The desk was manned by yet another uniformed dog, which I'm certain are the lifeblood of this planet's machinery. He was slumped over, staring at the stationary televiewer on his desk, and barely made any attempt to acknowledge my arrival into his zone of influence. Perhaps I clashed too much with his lobby's gray marbled floor and brown plastiwood counter—I'll admit after several weeks transit from the front I was looking pretty bad. My brown tiger stripe cammies and the green infrared-beating parka I'd been wearing were still choked with red dirt and seemed to cough small clouds of it out whenever I moved too fast. Of course, when I approached his desk and absent-mindedly fidgeted with the faux-holly bunting lining the front of it, the dog sprung up, causing me to jump and snap my own attention to him.

"Yess!" he hissed, fixing his gaze at me. Mama gave me a lot of things in this life, but proper manners had never been one of those things. Greeted with what looked like a papillion with the yellow slit eyes and forked tongue of a monitor lizard which slithered and flicked between the needles dominating his jaw and mandible. "Yess, pleasse not to handle that!" he muttered again, pointing a spidery, fur covered finger at me. "What can I happen to help you with?"

"Uh," I grunted, still staring at him. "I'm…" I paused, swallowing hard. The equipment in my chest made a short, sharp grinding noise. "I'm Collins… uh… uh…" Something ordered me to shake my head and pay attention. "I'm a new Class Nine assigned here."

"Ahhh…" the dog-lizard nodded, crossing his arms over his chest. "You have your ID, yesss?"

"Yeah, I mean, yesss…yes. Yes." I said, still staring at him. I shook my head again and reached for my wallet. There was a fair bit of fumbling as I reached my sweaty paw into my pocket and grabbed the vinyl pouch and then finally produced the laminated card. The hyena in the photo was at least five years younger and three ranks lower than the beaten up old fleabag which handed the ID over.

The guard glanced the card over, then reached over and fed it into a slot that sat flush with the top of his desk. Past the dull ringing in my ears there was a small cacophony of whirrs and clicks, and then something flashed blue on the guard's televiewer.

"Yess, yess," he muttered, glancing over the info given to him. He looked up in my direction a few times, and then back to the screen. "You have only your bag, no furniture, yess?" he asked.

"Yes…yeah," I said, nodding, a bead of sweat making its way down my back. "I'm jussst…just starting."

The guard cocked his head and again crossed his arms over his chest. "Why isss it you keep talking like that? Iss you on druggsss? Do I need to call VicccceControl?"

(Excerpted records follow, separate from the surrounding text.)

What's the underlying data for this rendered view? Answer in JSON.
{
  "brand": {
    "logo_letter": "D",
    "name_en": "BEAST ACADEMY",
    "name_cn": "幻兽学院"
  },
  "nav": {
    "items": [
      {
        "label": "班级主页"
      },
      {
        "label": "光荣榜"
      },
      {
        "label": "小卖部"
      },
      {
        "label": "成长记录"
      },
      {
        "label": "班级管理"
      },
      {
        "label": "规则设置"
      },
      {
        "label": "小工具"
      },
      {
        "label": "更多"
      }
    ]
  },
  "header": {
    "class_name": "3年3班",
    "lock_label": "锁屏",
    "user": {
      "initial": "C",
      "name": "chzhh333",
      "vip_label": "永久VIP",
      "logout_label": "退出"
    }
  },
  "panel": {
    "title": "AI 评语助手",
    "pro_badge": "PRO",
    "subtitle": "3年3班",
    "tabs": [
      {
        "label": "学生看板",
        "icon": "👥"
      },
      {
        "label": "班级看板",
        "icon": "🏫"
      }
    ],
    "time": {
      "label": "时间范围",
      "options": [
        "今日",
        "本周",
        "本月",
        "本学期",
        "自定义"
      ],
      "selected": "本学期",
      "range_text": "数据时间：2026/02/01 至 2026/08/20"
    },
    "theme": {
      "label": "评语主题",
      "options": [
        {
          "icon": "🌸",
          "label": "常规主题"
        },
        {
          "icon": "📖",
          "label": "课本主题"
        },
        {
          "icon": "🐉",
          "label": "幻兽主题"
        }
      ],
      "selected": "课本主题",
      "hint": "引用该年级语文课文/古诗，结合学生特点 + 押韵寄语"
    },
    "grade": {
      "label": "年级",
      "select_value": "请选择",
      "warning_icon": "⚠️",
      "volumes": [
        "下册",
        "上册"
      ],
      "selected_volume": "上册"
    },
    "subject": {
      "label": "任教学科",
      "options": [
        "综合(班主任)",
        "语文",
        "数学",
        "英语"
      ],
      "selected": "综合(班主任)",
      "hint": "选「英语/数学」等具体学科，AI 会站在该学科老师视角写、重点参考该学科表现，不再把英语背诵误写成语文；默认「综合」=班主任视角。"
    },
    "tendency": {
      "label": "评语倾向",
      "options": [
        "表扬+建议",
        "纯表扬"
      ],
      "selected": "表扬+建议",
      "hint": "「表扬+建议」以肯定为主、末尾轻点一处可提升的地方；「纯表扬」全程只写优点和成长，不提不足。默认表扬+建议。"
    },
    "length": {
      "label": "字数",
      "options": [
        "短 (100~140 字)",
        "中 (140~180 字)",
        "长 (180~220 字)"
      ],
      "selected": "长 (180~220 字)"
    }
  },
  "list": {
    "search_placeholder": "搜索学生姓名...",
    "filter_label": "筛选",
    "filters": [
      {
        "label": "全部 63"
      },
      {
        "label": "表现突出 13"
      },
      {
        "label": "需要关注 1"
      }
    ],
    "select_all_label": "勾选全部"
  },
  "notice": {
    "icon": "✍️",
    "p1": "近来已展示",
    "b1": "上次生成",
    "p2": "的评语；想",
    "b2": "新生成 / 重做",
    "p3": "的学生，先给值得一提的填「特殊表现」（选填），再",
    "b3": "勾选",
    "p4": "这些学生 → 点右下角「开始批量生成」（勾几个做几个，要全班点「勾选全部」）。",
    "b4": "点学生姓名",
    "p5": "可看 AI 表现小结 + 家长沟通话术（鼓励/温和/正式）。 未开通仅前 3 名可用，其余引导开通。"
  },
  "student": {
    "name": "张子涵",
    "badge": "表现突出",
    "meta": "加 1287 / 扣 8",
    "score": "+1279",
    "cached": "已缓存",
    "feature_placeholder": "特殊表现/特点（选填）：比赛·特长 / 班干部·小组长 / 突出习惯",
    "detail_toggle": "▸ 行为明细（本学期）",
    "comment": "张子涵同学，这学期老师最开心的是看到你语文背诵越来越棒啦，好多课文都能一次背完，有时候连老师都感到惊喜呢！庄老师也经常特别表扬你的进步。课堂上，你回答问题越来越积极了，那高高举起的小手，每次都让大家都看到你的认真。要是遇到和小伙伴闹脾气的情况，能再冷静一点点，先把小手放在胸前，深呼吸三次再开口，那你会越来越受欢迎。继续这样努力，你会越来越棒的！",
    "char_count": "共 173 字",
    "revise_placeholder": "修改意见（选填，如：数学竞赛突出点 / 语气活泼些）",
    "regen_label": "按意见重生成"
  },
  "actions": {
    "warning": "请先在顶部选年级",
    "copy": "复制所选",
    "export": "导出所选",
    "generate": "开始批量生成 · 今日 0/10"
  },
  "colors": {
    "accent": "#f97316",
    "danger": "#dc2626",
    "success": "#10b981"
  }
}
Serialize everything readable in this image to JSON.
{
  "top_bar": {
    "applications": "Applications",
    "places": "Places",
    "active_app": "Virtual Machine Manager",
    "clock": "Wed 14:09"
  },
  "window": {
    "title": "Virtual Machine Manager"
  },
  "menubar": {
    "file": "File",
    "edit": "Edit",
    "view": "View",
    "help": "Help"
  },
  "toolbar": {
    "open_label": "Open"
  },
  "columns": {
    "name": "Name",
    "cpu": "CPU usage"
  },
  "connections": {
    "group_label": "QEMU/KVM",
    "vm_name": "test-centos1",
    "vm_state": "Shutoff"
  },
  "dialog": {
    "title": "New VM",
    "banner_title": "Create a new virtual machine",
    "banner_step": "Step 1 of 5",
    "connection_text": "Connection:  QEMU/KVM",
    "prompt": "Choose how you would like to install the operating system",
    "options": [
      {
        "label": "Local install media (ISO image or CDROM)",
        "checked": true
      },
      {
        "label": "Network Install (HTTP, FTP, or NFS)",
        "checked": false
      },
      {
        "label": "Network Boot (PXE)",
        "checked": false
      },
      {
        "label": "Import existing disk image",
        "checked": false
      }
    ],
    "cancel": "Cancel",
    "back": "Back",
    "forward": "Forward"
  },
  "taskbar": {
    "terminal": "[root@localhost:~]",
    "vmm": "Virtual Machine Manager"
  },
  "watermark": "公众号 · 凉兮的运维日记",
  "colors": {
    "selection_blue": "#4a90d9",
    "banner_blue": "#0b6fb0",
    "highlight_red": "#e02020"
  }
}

The gig was up. He'd seen through my pathetic attempt to maintain an even strain. Folding my ears down I deflated—but kept staring at him. "Hey, hey, I'm sorry," I said. "I've just never seen a half Cornerian, half Vennie-"

"I'm not a goddamn Vennie," he interrupted, his eyes narrowing. "My mother iss Zonesssian," he punctuated that with punching a button on his desk, and snapping my ID card back as it popped up out of the slot, and then practically throwing it at me. Again, more fumbling as I caught it and then shoved it back into my pocket.

"Oh, hey!" I said, putting my paws up in defense. "I'm sorry-"

"No you're not-" he said, staring holes through my skull. "You're in suite thirteen-twenty-one." He finished with jerking his thumb over his shoulder. "Take your bag and get out of my lobby."

"Hey," I repeated. "Hey, I'm sorry, I'm just really out of it-"

"I bet." He muttered, not changing his expression or his pose.

"I mean it, man, dude, sorry! I'm on pain meds and,"

"I couldn't care lessss." He hissed. "Go."

I shrugged, defeated. Grabbing my seabag with one hand I walked around the desk and to the twin elevators taking up the rear wall of the lobby. My tail was literally trying to hide between my legs. Godess be damned, how could I have been so rude? What the hell was wrong with me? Damn my eyes…

I got onto the elevator and pushed the button corresponding with my floor. It dinged shut, and just before it closed securely I heard the guard's voice utter "Asssshole."